NASA’s Fermi Gamma-ray Space Telescope has produced a catalog of 1873 persistent gamma-ray sources detected over the entire sky. The nature of each object has been determined, when possible, and it turns out that a majority of them are very bright active galaxies. However, it wasn’t possible to conclusively identify about 30% of the sources.
Astronomers delight in the possibility of finding new types of gamma-ray-emitting objects within the “unassociated sources” that constitute roughly a third of the catalog. But Fermi’s LAT is revealing gamma-rays from an increasing — and sometimes, surprising — variety of astronomical objects.
One thing that astronomers and astrophysicists do a lot of is compile catalogs and censuses of various kinds of astronomical objects – stars, extrasolar planets, galaxies, or whatever. Since the universe is a pretty big place, these catalogs can involve “astronomical” numbers of objects. (Although, in the case of extrasolar planets, we are able to detect only a minuscule proportion at this time.) Earlier this year NASA released a new catalog comprising only 1873 objects altogether – but they’re pretty spectacular objects, namely objects that consistently emit gamma rays over long periods of time. (That leaves out such things as gamma-ray bursts and gamma-ray flares from the sun and other stars.)
Since gamma rays are the very most energetic form of electromagnetic radiation, it takes a pretty spectacular source to be able to generate significant quantities of gamma rays over an extended period of time – from years to a hundred million years or more.

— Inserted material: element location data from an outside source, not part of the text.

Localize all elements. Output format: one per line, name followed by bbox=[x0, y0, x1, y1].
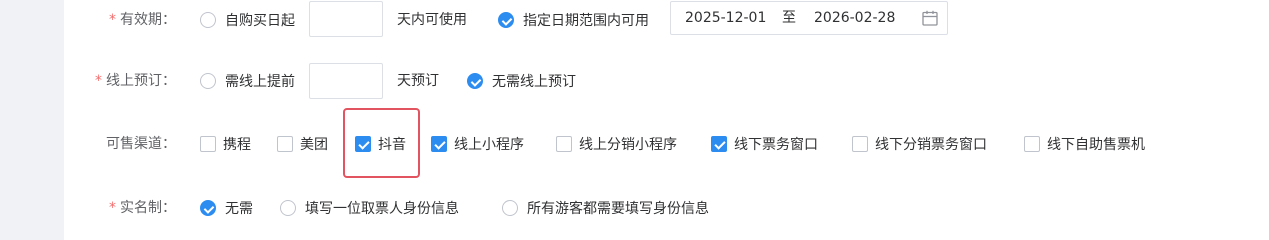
sales-channels-row: 可售渠道： 携程 美团 抖音 线上小程序 线上分销小程序 线下票务窗口 线下分销… bbox=[0, 124, 1269, 164]
required-mark: * bbox=[109, 200, 116, 216]
range-separator: 至 bbox=[782, 10, 796, 26]
radio-from-purchase-label: 自购买日起 bbox=[225, 13, 295, 29]
date-range-picker[interactable]: 2025-12-01 至 2026-02-28 bbox=[670, 1, 948, 35]
channel-douyin[interactable]: 抖音 bbox=[355, 124, 406, 164]
radio-no-online-booking-label: 无需线上预订 bbox=[492, 74, 576, 90]
radio-date-range[interactable]: 指定日期范围内可用 bbox=[498, 0, 649, 40]
validity-days-input[interactable] bbox=[309, 1, 383, 37]
end-date: 2026-02-28 bbox=[814, 10, 896, 26]
advance-days-input[interactable] bbox=[309, 63, 383, 99]
checkbox[interactable] bbox=[1024, 136, 1040, 152]
checkbox[interactable] bbox=[277, 136, 293, 152]
radio-circle[interactable] bbox=[200, 73, 216, 89]
radio-real-name-one-person[interactable]: 填写一位取票人身份信息 bbox=[280, 188, 459, 228]
radio-real-name-all-visitors[interactable]: 所有游客都需要填写身份信息 bbox=[502, 188, 709, 228]
radio-advance-booking[interactable]: 需线上提前 bbox=[200, 61, 295, 101]
checkbox[interactable] bbox=[852, 136, 868, 152]
radio-circle-checked[interactable] bbox=[467, 73, 483, 89]
checkbox[interactable] bbox=[200, 136, 216, 152]
validity-days-suffix: 天内可使用 bbox=[397, 12, 467, 28]
start-date: 2025-12-01 bbox=[685, 10, 767, 26]
advance-days-suffix: 天预订 bbox=[397, 73, 439, 89]
sales-channels-label: 可售渠道： bbox=[106, 136, 176, 152]
validity-label: * 有效期： bbox=[109, 12, 176, 28]
real-name-label: * 实名制： bbox=[109, 200, 176, 216]
validity-row: * 有效期： 自购买日起 天内可使用 指定日期范围内可用 2025-12-01 至… bbox=[0, 0, 1269, 40]
channel-online-miniprogram[interactable]: 线上小程序 bbox=[431, 124, 524, 164]
channel-ctrip[interactable]: 携程 bbox=[200, 124, 251, 164]
radio-date-range-label: 指定日期范围内可用 bbox=[523, 13, 649, 29]
radio-circle[interactable] bbox=[280, 200, 296, 216]
online-booking-row: * 线上预订： 需线上提前 天预订 无需线上预订 bbox=[0, 61, 1269, 101]
required-mark: * bbox=[95, 73, 102, 89]
checkbox-checked[interactable] bbox=[431, 136, 447, 152]
radio-from-purchase[interactable]: 自购买日起 bbox=[200, 0, 295, 40]
radio-advance-booking-label: 需线上提前 bbox=[225, 74, 295, 90]
channel-online-distribution-miniprogram[interactable]: 线上分销小程序 bbox=[556, 124, 677, 164]
checkbox-checked[interactable] bbox=[355, 136, 371, 152]
radio-circle-checked[interactable] bbox=[498, 12, 514, 28]
real-name-row: * 实名制： 无需 填写一位取票人身份信息 所有游客都需要填写身份信息 bbox=[0, 188, 1269, 228]
radio-circle[interactable] bbox=[200, 12, 216, 28]
radio-circle-checked[interactable] bbox=[200, 200, 216, 216]
calendar-icon[interactable] bbox=[921, 9, 939, 27]
checkbox[interactable] bbox=[556, 136, 572, 152]
radio-circle[interactable] bbox=[502, 200, 518, 216]
radio-real-name-none[interactable]: 无需 bbox=[200, 188, 253, 228]
radio-no-online-booking[interactable]: 无需线上预订 bbox=[467, 61, 576, 101]
channel-self-service-machine[interactable]: 线下自助售票机 bbox=[1024, 124, 1145, 164]
channel-meituan[interactable]: 美团 bbox=[277, 124, 328, 164]
required-mark: * bbox=[109, 12, 116, 28]
channel-offline-ticket-window[interactable]: 线下票务窗口 bbox=[711, 124, 818, 164]
online-booking-label: * 线上预订： bbox=[95, 73, 176, 89]
checkbox-checked[interactable] bbox=[711, 136, 727, 152]
channel-offline-distribution-window[interactable]: 线下分销票务窗口 bbox=[852, 124, 987, 164]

The latest catalog has attempted to identify the nature of each object in the census, and as expected, a majority of objects are active galaxies – that is, galaxies containing a supermassive black hole that is feeding on immense amounts of infalling matter and spitting out jets of ultra-high energy particles and radiation.
Exactly what sorts of energies are we talking about here? The detector used to compile the catalog is called the Large Area Telescope, and it is sensitive to gamma rays with energies up to 300 GeV – 3×1011 eV (electron-volts). (Gamma rays can be generated in some astrophysical processes up to at least 30 times that energy, but such are pretty rare.) To put that energy in perspective, 300 GeV is the kinetic energy of a 5 ounce baseball moving at the grand speed of about 3 meters per hour (if my calculations are correct). Although that doesn’t sound too impressive at first, the point is that one single 300 GeV gamma-ray photon has as much energy as that baseball’s energy of motion.
Active galaxies are capable of converting matter to pure energy much more efficiently than any star, and the most luminous examples can convert as much matter into energy in one year as is contained in a couple of solar mass stars (which normally shine for 10 billion years or so). That’s pretty intense, so it’s not surprising that part of that energy output is in the form of high-energy gamma rays – and that can go on for tens of millions of years.
NASA’s catalog of 1873 persistent gamma-ray sources attempts to identify the nature of each source, and active galaxies make up more than half the total, 58% to be exact. Another 10% is made up of pulsars and supernova remnants (like the Crab Nebula) together. The interesting thing is that the nature of most of the remaining 30% is unknown.